In her review of the movie “Amelia” directed by Mira Nair and starring Hilary Swank, Rachel Abramowitz notes Earhart became “the first woman and second person to fly solo across the Atlantic in 1932. In 1935, she was the first person to fly solo from Hawaii to California and from Los Angeles to Mexico.
“She founded the Ninety-Nines, an organization for female pilots, and barnstormed the country giving lectures about aviation and exhorting women to break out of their “platitudinous sphere.” In 1935 alone, she gave 136 lectures, reaching about 80,000 people, says Susan Butler, whose Earhart biography was a source for the film.” [East to the Dawn: The Life of Amelia Earhart.]
“What struck me about Amelia was not simply her daring and recklessness and her courage, but the connection between her recklessness and her open vision of what a woman should be interested in doing,” said “Rain Man” writer Ron Bass, who wrote the screenplay with Anna Phelan Hamilton.
Hilary Swank thinks “Amelia epitomizes living your life the way you see it. She’s a great inspiration to a lot of people . . . certainly women. We get so caught up in living for other people, and all of a sudden, life’s passed us by. Our dreams are unfulfilled. Amelia reminds us to make no apologies for living your life the way you want.”
[From Making a private woman public for ‘Amelia’ – by Rachel Abramowitz, The Los Angeles Times October 24, 2009]

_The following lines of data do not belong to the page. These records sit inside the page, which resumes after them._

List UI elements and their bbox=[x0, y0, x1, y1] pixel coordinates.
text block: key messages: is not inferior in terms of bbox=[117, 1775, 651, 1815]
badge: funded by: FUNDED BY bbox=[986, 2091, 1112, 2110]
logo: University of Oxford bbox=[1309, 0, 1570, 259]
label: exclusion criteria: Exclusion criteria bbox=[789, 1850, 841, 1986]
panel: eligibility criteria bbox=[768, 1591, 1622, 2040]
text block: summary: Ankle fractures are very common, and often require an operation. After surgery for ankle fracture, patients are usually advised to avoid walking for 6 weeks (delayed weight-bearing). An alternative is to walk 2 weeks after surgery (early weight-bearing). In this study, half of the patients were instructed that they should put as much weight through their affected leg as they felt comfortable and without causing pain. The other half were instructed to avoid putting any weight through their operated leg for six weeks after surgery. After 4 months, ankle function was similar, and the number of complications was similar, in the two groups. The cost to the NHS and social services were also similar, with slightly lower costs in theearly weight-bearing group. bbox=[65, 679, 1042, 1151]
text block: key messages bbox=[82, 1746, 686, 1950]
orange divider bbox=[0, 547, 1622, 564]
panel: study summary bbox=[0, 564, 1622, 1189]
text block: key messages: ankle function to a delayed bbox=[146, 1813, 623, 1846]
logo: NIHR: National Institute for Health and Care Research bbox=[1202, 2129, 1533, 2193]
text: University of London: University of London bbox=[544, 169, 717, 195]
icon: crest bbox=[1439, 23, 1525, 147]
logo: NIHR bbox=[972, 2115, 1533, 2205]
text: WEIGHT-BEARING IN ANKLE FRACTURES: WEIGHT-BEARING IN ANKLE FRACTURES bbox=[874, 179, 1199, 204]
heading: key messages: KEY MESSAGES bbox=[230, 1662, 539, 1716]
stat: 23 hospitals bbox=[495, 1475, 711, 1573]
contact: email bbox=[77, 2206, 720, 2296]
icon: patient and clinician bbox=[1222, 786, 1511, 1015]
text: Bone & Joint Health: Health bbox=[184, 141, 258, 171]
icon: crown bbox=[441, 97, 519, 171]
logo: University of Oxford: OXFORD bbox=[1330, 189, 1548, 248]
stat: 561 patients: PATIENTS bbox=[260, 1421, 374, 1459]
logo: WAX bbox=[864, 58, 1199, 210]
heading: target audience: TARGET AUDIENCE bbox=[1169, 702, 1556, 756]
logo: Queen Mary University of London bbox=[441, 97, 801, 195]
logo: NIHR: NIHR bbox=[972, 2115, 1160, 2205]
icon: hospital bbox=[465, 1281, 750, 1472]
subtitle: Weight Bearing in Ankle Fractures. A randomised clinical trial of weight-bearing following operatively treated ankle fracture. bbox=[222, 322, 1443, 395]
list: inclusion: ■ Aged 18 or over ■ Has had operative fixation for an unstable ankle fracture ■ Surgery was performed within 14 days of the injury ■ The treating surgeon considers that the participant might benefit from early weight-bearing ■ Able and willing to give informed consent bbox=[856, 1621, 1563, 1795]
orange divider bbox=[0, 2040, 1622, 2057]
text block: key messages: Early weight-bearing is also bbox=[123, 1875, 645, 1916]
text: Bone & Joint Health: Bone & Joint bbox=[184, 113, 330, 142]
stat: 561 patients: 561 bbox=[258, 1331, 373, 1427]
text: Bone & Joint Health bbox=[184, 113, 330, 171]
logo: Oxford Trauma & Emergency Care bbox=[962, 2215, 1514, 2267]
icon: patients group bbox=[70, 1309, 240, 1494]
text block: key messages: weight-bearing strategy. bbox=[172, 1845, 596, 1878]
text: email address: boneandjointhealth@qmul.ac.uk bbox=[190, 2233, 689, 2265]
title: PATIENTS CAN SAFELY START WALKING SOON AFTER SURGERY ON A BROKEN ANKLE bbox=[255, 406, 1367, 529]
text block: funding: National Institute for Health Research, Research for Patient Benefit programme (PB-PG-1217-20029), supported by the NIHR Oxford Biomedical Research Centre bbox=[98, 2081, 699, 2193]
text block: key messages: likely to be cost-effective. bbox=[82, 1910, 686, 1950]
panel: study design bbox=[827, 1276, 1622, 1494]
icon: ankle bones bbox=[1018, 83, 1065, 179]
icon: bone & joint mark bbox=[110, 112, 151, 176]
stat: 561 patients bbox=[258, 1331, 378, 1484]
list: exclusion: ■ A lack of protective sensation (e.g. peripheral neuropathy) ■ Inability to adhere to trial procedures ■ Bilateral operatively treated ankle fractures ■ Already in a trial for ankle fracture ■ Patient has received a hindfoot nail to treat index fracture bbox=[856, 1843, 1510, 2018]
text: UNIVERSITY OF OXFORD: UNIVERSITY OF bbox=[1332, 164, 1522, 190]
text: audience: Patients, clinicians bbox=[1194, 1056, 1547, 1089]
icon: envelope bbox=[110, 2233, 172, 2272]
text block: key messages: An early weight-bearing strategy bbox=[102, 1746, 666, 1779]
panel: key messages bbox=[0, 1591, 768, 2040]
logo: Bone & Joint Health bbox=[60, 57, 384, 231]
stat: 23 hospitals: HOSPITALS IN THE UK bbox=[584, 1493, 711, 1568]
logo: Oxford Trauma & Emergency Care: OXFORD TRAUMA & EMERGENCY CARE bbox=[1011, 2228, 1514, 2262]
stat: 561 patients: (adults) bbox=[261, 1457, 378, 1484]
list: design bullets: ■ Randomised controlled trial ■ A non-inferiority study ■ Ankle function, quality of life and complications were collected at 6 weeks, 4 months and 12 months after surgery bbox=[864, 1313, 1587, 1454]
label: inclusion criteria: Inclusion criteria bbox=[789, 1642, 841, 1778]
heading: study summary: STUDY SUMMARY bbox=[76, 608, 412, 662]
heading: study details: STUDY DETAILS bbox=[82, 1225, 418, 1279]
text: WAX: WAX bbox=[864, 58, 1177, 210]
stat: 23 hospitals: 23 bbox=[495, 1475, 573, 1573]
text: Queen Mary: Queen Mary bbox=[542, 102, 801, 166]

Roger Ebert noted in his movie review: “before she wed publisher George Putnam, she wrote him their marriage would have “dual controls,” and said neither one should feel bound to “a medieval code of faithfulness.” Maybe she was keeping a loophole for Gene Vidal (Ewan McGregor), the founder of TWA and father of Gore, who told his son he loved her but didn’t marry her “because I didn’t want to marry a boy.”